Task A2 - Identifying the attacker - (Computer Forensics, Packet Analysis) Points: 40

Description:

Using the timestamp and IP address information from the VPN log, the FBI was able to identify a virtual server that the attacker used for staging their attack. They were able to obtain a warrant to search the server, but key files used in the attack were deleted.

Luckily, the company uses an intrusion detection system which stores packet logs. They were able to find an SSL session going to the staging server, and believe it may have been the attacker transferring over their tools.

The FBI hopes that these tools may provide a clue to the attacker’s identity.

Downloads:

  • Files captured from root’s home directory on the staging server root.tar.bz2
  • PCAP file believed to be of the attacker downloading their tools session.pcap.

Prompt:

What was the username of the account the attacker used when they built their tools?

Solution

Here, we have been given some files from the attacker’s home directory and we also have a pcap which is SSL encrypted. If we can decrypt the pcap, we may be able to get information about the attacker. Wireshark allows us to do this, but we will need the key for it.

Let’s first decompress and open the root/ files. We can see that there are some interesting things there which might be useful for us later on. The files .cert.pem, authorized_keys and runwww.py look interesting. If we look inside runwww.py we can see that the script is doing some things with openssl.
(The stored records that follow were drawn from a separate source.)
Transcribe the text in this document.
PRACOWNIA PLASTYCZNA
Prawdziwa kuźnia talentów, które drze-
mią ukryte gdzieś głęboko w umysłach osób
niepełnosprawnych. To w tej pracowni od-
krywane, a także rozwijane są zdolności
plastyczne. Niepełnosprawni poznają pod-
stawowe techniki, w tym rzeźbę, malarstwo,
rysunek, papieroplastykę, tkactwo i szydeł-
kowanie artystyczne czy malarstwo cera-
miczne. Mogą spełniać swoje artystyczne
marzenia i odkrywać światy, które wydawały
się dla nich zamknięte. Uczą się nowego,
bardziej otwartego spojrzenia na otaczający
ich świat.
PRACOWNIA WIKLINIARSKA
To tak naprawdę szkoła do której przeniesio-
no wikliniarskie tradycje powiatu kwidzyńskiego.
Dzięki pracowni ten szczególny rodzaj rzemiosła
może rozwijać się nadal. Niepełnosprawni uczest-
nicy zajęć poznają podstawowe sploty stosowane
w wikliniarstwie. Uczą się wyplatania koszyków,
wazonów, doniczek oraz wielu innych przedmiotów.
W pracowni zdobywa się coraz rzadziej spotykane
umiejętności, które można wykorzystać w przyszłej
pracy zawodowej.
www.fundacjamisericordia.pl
The script generates a file called .cert.pem which is the output from generating a new x509 certificate and a new private key.

subprocess.run(
    f'openssl req -x509 -out {certfile} -new -keyout {certfile} -newkey rsa:4096 -batch -nodes -subj /CN={cn} -days 3650',
    env=env,
    stderr=subprocess.DEVNULL,
    check=True,
    shell=True)

It then uses these to cmake a connection.

So, we have some indication that the file .cert.pem would be useful, but we need to decrypt the pcap that we have.

This link can be found with a Google search for information on how to decrypt wireshark tls pcap: https://wiki.wireshark.org/TLS

So, the next step is to use the .cert.pem file to try and decrypt the wireshark pcap. The way to do this is as follows:

  1. Edit -> Preferences
  2. In the left menu, go to Protocols -> TLS
  3. Add the path to the .cert.pem file in the ‘RSA keys list’
  4. In the columns, add these values
    • Address: The IP address of the remote server which is being communicated to. In my case, this was 172.25.148.9
    • Port: 443 (HTTPS default port)
    • Protocol: tls
    • Key File: path to .cert.pem

It should be able to decrypt it now.

Next, we need to find the username which was used. We can do this by looking at the decrypted packets between the client and the server. Inspecting the decrypted payload of the tls packets, we can see in packet 18 the name ‘GreenRareList’. Let’s try to give this as the answer.

Answer

Nicely done! That’s a handle the FBI is familiar with.